You will need a copy the AWS IAM Kafka Auth Jar file to be made available to the Aerospike Outbound Kafka Connector. If you recall you downloaded this earlier and added the jar to the kafka/libs folder.

sudo cp kafka_2.12-2.8.1/libs/aws-msk-iam-auth-1.1.1-all.jar /opt/aerospike-kafka-outbound/lib/aws-msk-iam-auth-1.1.1-all.jar

Start the service

sudo systemctl enable aerospike-kafka-outbound
sudo systemctl start aerospike-kafka-outbound

Sending Data from Aerospike to Kafka

Open a separate window so you can list all messages on the aerospike kafka topic.
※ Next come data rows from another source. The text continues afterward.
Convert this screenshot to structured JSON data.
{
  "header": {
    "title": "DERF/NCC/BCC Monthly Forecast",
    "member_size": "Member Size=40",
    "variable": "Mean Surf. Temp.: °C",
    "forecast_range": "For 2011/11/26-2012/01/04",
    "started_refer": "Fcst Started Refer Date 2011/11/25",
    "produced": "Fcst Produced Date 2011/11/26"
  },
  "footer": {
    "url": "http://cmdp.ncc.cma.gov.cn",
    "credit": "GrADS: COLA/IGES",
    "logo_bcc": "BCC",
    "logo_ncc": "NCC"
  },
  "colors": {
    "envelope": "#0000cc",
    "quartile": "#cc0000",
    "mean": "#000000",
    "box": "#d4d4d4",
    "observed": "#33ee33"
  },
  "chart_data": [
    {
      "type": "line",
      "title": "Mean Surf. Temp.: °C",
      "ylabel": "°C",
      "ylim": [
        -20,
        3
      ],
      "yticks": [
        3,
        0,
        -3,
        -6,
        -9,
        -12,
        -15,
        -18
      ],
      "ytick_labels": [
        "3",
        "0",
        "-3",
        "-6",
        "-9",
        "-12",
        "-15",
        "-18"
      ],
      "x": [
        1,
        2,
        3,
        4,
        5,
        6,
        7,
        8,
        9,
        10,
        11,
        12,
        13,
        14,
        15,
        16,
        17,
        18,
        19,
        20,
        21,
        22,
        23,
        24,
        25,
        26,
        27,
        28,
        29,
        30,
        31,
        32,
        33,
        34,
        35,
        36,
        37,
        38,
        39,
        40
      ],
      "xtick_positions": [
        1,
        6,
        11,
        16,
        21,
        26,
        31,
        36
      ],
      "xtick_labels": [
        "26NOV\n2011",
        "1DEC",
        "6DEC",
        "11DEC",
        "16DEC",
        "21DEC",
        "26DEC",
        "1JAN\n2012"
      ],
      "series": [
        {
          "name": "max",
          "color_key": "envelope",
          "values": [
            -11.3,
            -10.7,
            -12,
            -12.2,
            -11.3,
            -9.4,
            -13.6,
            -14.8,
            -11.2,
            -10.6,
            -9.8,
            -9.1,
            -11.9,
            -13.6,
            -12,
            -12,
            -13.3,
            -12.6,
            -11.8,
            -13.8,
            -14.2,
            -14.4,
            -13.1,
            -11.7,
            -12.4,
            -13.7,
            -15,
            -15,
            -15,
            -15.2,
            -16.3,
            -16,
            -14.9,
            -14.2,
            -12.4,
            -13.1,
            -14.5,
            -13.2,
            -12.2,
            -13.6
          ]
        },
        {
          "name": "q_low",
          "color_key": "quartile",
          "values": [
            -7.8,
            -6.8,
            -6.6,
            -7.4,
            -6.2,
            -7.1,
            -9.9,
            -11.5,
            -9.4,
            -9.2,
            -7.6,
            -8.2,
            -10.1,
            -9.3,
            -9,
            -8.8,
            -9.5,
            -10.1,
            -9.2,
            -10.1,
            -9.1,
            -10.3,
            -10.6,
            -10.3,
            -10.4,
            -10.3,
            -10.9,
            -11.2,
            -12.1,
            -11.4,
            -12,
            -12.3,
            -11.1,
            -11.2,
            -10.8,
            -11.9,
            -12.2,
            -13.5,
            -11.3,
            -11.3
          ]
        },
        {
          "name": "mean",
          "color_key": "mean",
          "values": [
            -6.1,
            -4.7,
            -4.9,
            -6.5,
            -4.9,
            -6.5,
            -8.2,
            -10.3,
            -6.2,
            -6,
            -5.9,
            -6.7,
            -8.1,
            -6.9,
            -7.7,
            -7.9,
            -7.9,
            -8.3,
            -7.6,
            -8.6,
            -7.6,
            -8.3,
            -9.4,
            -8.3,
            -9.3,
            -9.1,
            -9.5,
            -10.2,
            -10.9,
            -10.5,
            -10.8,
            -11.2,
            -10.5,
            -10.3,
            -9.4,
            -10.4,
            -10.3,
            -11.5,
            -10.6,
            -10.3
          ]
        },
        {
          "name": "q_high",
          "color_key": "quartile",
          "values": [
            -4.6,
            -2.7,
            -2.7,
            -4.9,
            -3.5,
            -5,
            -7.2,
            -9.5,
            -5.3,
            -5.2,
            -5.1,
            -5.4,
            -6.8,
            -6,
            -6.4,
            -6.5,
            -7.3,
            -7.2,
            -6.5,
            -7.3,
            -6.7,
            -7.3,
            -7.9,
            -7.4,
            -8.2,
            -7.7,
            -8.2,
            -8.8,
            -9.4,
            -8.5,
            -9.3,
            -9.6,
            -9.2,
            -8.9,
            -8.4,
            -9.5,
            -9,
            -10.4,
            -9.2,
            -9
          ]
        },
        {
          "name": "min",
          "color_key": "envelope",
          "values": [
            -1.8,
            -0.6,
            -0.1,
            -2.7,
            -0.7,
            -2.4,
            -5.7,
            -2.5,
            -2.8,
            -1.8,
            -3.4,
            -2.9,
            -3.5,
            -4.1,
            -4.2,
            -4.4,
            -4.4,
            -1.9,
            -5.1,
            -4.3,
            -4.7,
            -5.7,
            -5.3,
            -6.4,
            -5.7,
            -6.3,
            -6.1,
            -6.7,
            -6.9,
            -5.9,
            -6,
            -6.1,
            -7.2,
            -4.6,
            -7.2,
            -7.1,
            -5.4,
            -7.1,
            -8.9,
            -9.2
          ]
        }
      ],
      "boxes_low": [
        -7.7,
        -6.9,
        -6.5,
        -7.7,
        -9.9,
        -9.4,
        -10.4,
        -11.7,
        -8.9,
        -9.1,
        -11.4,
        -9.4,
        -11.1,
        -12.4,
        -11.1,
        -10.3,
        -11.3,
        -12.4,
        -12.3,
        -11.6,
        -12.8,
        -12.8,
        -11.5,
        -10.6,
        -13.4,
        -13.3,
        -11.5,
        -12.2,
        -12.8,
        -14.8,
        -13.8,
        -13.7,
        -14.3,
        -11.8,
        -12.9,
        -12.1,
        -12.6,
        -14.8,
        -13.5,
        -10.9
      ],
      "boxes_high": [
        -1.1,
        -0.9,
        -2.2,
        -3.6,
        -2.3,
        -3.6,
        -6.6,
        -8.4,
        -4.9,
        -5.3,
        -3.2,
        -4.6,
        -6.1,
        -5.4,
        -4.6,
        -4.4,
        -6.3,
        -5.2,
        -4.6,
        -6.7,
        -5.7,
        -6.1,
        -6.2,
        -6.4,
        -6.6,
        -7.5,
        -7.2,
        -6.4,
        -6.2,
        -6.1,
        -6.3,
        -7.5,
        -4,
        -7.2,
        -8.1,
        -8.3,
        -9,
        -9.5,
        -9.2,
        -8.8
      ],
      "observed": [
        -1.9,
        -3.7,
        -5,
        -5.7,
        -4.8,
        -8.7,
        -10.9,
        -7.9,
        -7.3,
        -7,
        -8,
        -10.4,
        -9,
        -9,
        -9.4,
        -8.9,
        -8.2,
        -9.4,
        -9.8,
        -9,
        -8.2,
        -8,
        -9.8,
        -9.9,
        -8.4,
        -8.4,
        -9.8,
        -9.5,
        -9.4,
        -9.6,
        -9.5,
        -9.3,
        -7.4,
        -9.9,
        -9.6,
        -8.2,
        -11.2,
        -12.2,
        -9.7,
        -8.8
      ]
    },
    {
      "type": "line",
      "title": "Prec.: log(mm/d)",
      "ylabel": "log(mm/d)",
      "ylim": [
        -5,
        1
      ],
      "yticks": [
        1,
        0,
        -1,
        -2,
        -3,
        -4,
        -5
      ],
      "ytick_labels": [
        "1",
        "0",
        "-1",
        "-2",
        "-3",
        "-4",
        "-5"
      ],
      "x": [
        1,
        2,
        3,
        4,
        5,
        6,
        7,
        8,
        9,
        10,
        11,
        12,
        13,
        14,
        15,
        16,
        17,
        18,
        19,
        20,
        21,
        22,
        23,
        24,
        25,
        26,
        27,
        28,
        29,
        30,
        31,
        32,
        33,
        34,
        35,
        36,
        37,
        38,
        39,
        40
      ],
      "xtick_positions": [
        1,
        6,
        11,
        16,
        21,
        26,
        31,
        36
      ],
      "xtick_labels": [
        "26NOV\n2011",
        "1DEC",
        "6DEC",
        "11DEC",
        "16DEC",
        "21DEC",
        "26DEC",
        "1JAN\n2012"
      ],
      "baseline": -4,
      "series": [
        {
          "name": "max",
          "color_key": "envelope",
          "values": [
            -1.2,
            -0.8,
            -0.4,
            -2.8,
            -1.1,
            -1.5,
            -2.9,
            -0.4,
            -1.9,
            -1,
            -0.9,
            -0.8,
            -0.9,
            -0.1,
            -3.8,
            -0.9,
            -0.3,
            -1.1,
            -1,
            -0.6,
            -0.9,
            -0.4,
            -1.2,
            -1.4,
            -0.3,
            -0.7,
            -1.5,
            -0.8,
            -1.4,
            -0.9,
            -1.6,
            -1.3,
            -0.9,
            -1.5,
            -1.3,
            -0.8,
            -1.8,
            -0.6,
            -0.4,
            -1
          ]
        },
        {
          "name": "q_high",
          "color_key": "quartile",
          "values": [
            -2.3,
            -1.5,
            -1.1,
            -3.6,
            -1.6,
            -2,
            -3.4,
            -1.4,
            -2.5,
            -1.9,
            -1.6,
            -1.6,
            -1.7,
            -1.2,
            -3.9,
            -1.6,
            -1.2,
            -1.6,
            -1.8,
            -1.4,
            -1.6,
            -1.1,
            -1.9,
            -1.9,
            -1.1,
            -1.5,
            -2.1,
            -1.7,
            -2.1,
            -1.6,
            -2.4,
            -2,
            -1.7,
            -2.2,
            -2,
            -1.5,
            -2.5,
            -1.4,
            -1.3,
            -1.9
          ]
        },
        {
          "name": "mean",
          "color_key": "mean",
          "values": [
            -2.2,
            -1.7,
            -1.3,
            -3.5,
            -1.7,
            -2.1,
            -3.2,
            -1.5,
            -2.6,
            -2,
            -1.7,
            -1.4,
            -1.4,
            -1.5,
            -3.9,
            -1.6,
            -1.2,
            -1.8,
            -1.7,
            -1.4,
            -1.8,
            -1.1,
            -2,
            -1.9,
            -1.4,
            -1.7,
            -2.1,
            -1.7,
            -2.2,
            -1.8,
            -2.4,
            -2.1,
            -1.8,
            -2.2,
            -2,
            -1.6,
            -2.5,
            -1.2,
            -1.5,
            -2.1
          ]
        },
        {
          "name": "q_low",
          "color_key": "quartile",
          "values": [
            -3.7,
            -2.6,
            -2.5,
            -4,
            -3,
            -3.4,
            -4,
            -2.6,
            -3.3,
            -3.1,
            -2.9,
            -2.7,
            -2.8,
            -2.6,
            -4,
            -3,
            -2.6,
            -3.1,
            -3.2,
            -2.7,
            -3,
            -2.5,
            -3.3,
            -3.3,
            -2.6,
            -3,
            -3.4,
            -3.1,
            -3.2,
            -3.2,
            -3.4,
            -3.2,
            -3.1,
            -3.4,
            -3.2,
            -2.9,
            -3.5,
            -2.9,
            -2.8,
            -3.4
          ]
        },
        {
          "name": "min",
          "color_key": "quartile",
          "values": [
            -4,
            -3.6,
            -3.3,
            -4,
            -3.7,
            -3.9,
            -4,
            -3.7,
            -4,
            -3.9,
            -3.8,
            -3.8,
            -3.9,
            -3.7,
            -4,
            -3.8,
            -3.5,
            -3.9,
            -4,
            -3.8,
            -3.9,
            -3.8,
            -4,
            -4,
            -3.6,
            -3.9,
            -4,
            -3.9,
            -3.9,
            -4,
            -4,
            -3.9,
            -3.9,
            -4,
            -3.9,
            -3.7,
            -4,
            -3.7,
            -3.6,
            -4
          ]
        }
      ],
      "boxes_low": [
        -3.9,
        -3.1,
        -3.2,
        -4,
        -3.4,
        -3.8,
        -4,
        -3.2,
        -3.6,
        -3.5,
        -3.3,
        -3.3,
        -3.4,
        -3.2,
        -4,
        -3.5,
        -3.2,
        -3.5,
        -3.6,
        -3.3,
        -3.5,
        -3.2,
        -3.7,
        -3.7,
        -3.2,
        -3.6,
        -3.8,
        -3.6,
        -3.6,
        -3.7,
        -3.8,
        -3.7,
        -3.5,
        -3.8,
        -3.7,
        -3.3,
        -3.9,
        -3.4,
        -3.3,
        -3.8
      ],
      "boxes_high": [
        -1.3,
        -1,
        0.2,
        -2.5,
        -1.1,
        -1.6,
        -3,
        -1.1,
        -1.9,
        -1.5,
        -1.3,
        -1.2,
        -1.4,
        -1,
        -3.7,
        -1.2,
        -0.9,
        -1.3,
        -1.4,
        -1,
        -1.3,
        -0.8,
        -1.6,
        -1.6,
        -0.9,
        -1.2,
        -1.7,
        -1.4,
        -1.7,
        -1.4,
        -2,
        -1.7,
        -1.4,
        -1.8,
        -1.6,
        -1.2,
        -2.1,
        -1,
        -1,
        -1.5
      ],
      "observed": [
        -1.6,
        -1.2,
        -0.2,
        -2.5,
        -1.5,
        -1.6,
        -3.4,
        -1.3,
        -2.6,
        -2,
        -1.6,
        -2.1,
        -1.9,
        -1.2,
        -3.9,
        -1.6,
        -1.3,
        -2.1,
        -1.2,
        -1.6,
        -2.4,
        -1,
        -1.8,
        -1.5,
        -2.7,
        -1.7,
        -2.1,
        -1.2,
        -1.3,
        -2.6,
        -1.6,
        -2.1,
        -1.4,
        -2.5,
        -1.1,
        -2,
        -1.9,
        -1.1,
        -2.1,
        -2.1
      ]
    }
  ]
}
Start by adding one of the private endpoint bootstrap servers as an environment variable for ease of use.

export BootstrapServerString="b-3.msktutorialcluster.450050.c11.kafka.us-east-1.amazonaws.com:9098"

Run the consumer client as follows

./kafka-console-consumer.sh --bootstrap-server $BootstrapServerString --consumer.config client.properties --topic aerospike --from-beginning

In a new window start the aql command line client which connects to your Aerospike Database.

aql -U auser -P a-secret-pwd

Insert some data

insert into test (pk,a) values(400,"Your winning lottery ticket")

Check to see if the message appears in the Kafka Consumer window.

{"metadata":{"namespace":"test","userKey":400,"digest":"W7eGav2hKfOU00xx7mnOPYa2uCo=","msg":"write","gen":1,"lut":1681488437767,"exp":0},"a":"Your winning lottery ticket"}

Conclusion

In this article you successfully looked at how easy it is to send data from Aerospike to AWS MSK Kafka while authenticating clients via AWS IAM permissions. We created an Aerospike Database from scratch, setup our AWS MSK Kafka cluster and also used the Aerospike Outbound Kafka Connector to easily build a realtime streaming data pipeline.